If penalties are assessed against an employer, the amount is equal to $2,000 per full-time employee beyond the first 30. For instance, an employer with 70 full-time employees that does not offer minimum essential coverage will be assessed a penalty of $80,000. In cases where some employees collect federal subsidies even though the employer offers health coverage, penalties may still be assessed; that penalty is equal to the lesser of the above calculation and $3,000 times the number of subsidized employees.
Small businesses with fewer than 25 full-time employees are not assessed penalties if they do not provide health benefits; however, they become eligible for a tax credit if they do offer minimum essential coverage. As long as the employer’s contribution is at least half the employee-only premium cost, these businesses are eligible for a tax credit on 35 percent of their premium costs; this credit will increase to 50 percent in 2014. For the purposes of these tax credits, part-time employees are counted in proportion to their hours; for instance, a company with 48 half-time employees effectively has 24 full-time employees and is thus eligible.
Employers are or will be required to take several additional actions to fully comply with these acts.
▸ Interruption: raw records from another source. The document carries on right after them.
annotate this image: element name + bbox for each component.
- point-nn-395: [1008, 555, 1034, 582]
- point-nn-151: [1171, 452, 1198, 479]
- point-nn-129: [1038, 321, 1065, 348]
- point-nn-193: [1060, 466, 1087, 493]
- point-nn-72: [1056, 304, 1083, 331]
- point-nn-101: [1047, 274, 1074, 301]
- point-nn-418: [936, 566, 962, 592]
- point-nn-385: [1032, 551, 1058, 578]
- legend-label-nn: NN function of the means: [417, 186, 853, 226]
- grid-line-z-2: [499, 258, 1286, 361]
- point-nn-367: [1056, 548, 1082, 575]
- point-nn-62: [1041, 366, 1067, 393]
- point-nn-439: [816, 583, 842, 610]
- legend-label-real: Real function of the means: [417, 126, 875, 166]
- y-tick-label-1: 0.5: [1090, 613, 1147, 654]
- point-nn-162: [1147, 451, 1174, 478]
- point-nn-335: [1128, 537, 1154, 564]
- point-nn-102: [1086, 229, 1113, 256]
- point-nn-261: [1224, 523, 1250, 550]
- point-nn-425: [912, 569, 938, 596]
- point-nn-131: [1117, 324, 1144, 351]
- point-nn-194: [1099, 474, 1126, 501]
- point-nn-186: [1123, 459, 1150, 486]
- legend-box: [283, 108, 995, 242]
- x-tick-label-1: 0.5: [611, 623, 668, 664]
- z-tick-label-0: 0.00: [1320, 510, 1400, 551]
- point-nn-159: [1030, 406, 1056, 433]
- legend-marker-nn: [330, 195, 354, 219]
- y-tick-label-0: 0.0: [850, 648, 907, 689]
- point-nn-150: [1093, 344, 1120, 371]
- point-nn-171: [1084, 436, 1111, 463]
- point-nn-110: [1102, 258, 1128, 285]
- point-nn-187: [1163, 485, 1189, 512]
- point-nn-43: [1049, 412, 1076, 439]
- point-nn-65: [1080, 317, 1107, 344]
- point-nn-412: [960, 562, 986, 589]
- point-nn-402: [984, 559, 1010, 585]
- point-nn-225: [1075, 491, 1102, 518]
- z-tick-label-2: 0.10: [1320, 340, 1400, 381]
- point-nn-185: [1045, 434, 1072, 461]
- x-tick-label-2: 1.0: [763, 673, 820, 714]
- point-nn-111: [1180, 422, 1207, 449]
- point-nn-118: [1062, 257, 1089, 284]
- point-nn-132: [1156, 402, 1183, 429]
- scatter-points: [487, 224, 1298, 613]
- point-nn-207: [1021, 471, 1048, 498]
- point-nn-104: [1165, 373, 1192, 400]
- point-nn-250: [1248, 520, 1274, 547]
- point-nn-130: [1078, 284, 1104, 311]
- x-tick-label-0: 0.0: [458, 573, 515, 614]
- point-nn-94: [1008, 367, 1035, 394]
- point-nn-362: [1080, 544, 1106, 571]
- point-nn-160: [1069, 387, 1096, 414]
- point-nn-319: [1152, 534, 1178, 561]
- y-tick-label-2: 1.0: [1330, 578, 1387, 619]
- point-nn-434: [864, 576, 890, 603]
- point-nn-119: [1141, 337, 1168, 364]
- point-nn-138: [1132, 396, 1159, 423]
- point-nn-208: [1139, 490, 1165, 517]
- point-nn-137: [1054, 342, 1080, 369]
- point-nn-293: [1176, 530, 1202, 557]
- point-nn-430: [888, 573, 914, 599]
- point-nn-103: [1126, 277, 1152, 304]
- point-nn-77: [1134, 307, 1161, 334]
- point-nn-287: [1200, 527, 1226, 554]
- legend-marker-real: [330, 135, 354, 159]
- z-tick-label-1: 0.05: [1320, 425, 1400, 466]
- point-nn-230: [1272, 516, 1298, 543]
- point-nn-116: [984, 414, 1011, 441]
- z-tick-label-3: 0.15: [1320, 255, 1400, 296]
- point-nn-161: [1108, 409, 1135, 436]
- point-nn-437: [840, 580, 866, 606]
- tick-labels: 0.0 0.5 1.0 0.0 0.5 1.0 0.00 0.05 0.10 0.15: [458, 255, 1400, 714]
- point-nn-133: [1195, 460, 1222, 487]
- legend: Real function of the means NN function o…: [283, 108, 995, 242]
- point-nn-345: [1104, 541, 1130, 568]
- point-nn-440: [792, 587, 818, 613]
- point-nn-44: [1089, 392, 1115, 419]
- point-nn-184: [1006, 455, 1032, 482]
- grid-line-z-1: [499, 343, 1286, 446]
By March 1, 2013, employers will be required to notify their employees in writing about the existence of their state’s Health Care Exchange, the benefits provided by same, the possibility of a tax credit for purchasing insurance through the Exchange, the consequences of doing so and contact details to reach out to the Exchange for more information. Starting in 2014, employers with more than 200 employees will have to automatically enroll new employees in their health insurance program and give them the opportunity to opt out. Thanks to a provision of the Fair Labor Standards Act (FLSA), employers must give nursing mothers reasonable break time and private locations in which to express breast milk, unless they can demonstrate a significant hardship. Finally, starting in 2018, providers of high-cost health plans will be assessed a non-deductible excise tax, known as the “Cadillac Tax.”
The Health Care Reform Acts also introduced several reporting requirements, the first of which went into effect with the 2012 tax year. Employers are now required to report the total value of medical, dental, vision and supplemental coverage on the Form W-2. Starting in 2014, employers with at least 50 full-time employees will be required to file information returns including their names and identification numbers, attestation regarding whether they offer minimum essential coverage to their employees, their monthly total number of full-time employees and the name, address, tax identification number and benefits received by each full-time employee. In addition, the law requires employers to send each employee written reports regarding these returns.
Finally, the Health Care Reform Acts made several significant changes to health care coverage. Group insurance plans are now required to offer dependent coverage to adult children up to age 26, and dependents need not remain unmarried or maintain full-time student status to stay eligible for this coverage. Health plans are no longer permitted to impose a lifetime dollar limit on minimum essential coverage and cannot deny coverage for pre-existing conditions. No group or individual health plan may rescind coverage once an individual has become a covered participant, and the waiting period for any such plan may not exceed 90 days. In addition, salary reduction contributions to flexible spending plans are now limited to $2,500 annually, and health savings, flexible spending or reimbursement accounts may not be used to pay for over-the-counter medications.